Mayor Alan Webber initiated the CHART process following the toppling of the Plaza obelisk last October. It is meant to address concerns over monuments and public spaces through fact-finding and peer-to-peer discussion. If approved, which seems all but assured at this point, Artful Life would collect a healthy fee to facilitate the process.

Wood says her concerns have less to do with semantic ancestry and old bloodlines and more to do with a way of life and life experience, as well as lack of Native voices in city leadership roles. Further, she says, given Martinez’s bio—one that has now been broadcast by Mayor Alan Webber’s administration—it would be understandable for Santa Feans to believe Martinez would operate the CHART process from both Indigenous and Hispanic points of view.

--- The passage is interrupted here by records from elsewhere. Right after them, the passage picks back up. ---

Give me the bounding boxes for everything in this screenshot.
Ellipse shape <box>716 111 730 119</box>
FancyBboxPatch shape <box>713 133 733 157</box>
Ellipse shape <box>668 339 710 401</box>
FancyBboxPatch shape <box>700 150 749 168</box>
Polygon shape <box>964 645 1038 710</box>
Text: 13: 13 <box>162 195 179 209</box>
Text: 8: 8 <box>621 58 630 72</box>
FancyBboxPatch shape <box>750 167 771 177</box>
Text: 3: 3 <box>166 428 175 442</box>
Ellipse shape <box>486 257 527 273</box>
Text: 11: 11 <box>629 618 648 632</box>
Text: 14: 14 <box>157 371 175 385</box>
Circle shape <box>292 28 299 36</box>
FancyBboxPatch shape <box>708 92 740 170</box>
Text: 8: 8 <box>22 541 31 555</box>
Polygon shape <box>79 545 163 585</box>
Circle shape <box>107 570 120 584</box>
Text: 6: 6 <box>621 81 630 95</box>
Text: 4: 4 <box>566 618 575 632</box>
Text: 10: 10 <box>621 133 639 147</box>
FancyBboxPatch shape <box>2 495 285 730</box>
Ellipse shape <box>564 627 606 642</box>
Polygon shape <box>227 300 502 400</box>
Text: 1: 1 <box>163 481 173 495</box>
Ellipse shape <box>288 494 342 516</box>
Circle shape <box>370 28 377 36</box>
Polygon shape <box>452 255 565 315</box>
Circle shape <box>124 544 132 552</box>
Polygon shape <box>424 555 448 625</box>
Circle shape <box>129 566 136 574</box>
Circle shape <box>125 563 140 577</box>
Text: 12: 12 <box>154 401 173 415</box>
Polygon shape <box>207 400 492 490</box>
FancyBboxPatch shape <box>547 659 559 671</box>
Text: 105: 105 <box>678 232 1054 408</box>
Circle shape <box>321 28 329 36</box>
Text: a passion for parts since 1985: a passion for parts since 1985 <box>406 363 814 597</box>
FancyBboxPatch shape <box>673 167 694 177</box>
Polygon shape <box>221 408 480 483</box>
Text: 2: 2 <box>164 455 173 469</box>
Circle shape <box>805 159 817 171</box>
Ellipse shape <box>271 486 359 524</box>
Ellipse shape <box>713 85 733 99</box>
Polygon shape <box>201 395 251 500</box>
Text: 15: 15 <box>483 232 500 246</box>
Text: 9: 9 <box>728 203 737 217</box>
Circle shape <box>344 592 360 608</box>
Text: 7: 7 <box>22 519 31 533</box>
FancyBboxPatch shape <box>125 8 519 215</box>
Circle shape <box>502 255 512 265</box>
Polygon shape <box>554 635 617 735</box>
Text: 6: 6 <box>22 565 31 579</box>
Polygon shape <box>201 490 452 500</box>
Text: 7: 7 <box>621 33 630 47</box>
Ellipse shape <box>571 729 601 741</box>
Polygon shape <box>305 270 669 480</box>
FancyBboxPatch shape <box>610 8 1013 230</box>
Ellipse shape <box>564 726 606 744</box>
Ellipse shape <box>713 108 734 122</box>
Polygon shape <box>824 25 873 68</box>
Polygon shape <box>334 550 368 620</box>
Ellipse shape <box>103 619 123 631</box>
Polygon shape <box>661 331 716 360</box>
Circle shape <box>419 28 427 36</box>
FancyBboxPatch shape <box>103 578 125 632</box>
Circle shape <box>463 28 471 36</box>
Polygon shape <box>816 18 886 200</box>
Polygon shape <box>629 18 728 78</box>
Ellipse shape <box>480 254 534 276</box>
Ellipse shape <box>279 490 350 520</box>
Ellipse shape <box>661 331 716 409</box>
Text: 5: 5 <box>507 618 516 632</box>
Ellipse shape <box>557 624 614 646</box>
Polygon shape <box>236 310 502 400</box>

Without the same upbringing or facing the same challenges as Native Americans, Wood says, that’s a misstatement of the reality.

Martinez tells SFR she is not enrolled with the Navajo Nation or with any pueblo, nor did she grow up in those environments.

“What I’ve said to people is it’s very complicated,” Martinez tells SFR. “I don’t have the same experiences [Indigenous people] have; I have my own experiences. I can only be honest about who I am. That’s all I can do. That’s who I am.”

Martinez says a DNA test administered through California-based biotech company 23andMe found some Diné and San Ildefonso lineage on her mother’s side dating back to the mid-to-late-1800s.

Three Sisters Collective co-founder Christina M. Castro (Jemez/Taos Pueblo/Chicana) says that’s not enough to make a claim of affiliation.

“So many people in Northern New Mexico have those similar DNA results,” she says. “It’s interesting [Martinez] is embracing them. To introduce herself as such, as representing mine and Carrie’s communities...Pueblos are very close-knit, we know who people are. Putting that as her primary identity—and Hispanic—that’s a big deal, especially in this time.”

SFR asked city spokesman David Herndon if the city took the implications of a misleading Native ancestry into account when choosing Martinez—and whether her ancestry claims were vetted.

Herndon did not address those questions, instead offering SFR an email with a paragraph of unresponsive talking points and a terse: “Ms. Martinez speaks for herself.”

Martinez’s actions speak to an antiquated understanding of what it means to be Native, Wood says, and should not be part of the equation.

“We are not a long time ago, we are current, we are thriving,” Wood notes of the local Indigenous populace. “The truth that needs to be reconciled is that people have a stereotypical view of us that is all historical. They’re commodifying and co-opting who we are, and if we don’t fall into these stereotypes, they talk over us, they won’t let us speak. When they say ‘My great grandma was this or that tribe,’ it’s like, ‘OK, who are you, though? Because I am Diné. I’m a member of the Navajo Nation. I have clans.’ She doesn’t understand the difference between having some distant maternal ancestor and actually being Diné or Pueblo. That she’s touting that means she should not be anywhere near CHART.”

Artful Life was recommended by a special city selection committee and passed votes with the City Council’s Finance and Quality of Life committees this week.

Notably, Councilor Michael Garcia of District 2 abstained from the vote during the Quality of Life meeting. Garcia did not respond to questions from SFR.

Meanwhile, Artful Life is scheduled for another hearing before the Public Works and Utilities Committee on July 12, followed by the definitive City Council vote, which is on the agenda for July 14. If approved, the proposed budget for the process would clock in at $254,000.

Martinez says the bulk of the money would go toward paying a team formed by open call.

“That team would be making the decisions together,” Martinez explains. “Every part of our approach to this is based in community and putting money into community. With work like this, there are hundreds of perspectives, and part of our responsibility is to make sure we provide opportunities to the widest number of people possible.”

Wood remains unconvinced.

“It’s not about some DNA test or online genealogical research,” she says. “It’s actually being a part of a community.”